Are emo kids just built different?
Crossword Solver has found the happiest and saddest popular songs on Spotify, courtesy of EmoLex, the emotion lexicon that tracks eight basic human emotions, such as anger, fear, anticipation, trust, surprise, sadness, joy, and disgust.
EmoLex also finds positive and negative associations throughout English words, which makes it the perfect tool to reveal the happiest and saddest popular artists on the streaming platform.
Looking at the list of Saddest Songs In The Charts based on lyric sentiment, we couldn’t help but notice that all of these mainstream pop songs have nothing on emo kids’ playlists. And quite frankly, it’s stunning that indie/emo crossover artist Phoebe Bridgers doesn’t even appear on the list with Motion Sickness or I Know The End.
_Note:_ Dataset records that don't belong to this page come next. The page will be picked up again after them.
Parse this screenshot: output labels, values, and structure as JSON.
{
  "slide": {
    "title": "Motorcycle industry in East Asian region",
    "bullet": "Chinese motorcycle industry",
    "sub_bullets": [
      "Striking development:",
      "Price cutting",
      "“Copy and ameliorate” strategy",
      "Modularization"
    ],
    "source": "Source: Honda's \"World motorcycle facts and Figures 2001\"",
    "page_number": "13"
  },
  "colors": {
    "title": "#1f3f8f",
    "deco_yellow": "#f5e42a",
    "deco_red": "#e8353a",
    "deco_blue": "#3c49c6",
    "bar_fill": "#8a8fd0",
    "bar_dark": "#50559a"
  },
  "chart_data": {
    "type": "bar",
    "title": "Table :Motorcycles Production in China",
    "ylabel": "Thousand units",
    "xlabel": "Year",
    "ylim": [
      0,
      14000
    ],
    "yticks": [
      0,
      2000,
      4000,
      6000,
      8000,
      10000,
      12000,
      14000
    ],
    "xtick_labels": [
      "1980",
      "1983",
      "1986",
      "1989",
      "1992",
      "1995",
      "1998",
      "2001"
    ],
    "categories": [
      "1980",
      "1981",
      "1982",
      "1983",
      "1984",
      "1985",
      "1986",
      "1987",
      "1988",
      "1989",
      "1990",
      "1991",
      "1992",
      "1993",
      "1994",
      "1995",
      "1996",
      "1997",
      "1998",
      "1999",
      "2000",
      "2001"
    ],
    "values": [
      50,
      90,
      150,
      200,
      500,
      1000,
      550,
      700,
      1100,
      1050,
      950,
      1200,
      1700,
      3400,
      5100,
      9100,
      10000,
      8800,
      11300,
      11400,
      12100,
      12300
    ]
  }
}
According to EmoLex, the Saddest Songs in the Charts are Kendrick Lamar’s Humble, Supalonely by Benee, Sad! by XXXTentacion, Until I Found You by Stephen Sanchez, Falling by Harry Styles, followed by tracks like when the party’s over by Billie Eilish, Justin Bieber’s Sorry, Lost by Frank Ocean, and many more.
Besides that Billie Eilish tune, none of these mainstream songs come close to the emotional devastation of a Mayday Parade tune like Miserable At Best or the one we’ve included in the image above, Terrible Things.
The ultimate emo playlist made by Spotify user barto contains some real sad songs, from Linkin Park’s Numb, to the Red Jumpsuit Apparatus classic, Face Down - a song about a woman experiencing domestic violence that we screamed along to as thirteen-year-olds.
Miserable At Best is also on there, as well as blink-182’s mournful banger, I Miss You, a whole lot of My Chemical Romance, Fall Out Boy, Green Day, Simple Plan, Paramore and Flyleaf.
On my own emo playlist, created in 2013 (I was 17), you can hear I’ve Given Up On You by Real Friends alongside The Night I Drove Alone by Citizen, Pine by Basement - you know the words: “I hate myself, but that’s okay,” and the most emo Paramore song, When It Rains.
If I made an emo playlist today, I’d be throwing in Never Meant by American Football (surely in one of my old playlists), some stuff by Jawbreaker, Tonight Alive, Camp Cope, and my favourite emo band in recent years, Pool Kids.
What I’m curious about is this: are emo kids built different? We don’t always have to be sad to listen to sad music, and when we’re listening to this brand of guitar-driven sad music, it’s pretty damn devastating. But it’s a healthy outlet; it’s music that’s always there for you. As the AbsolutePunk tagline said: “music mends broken hearts”.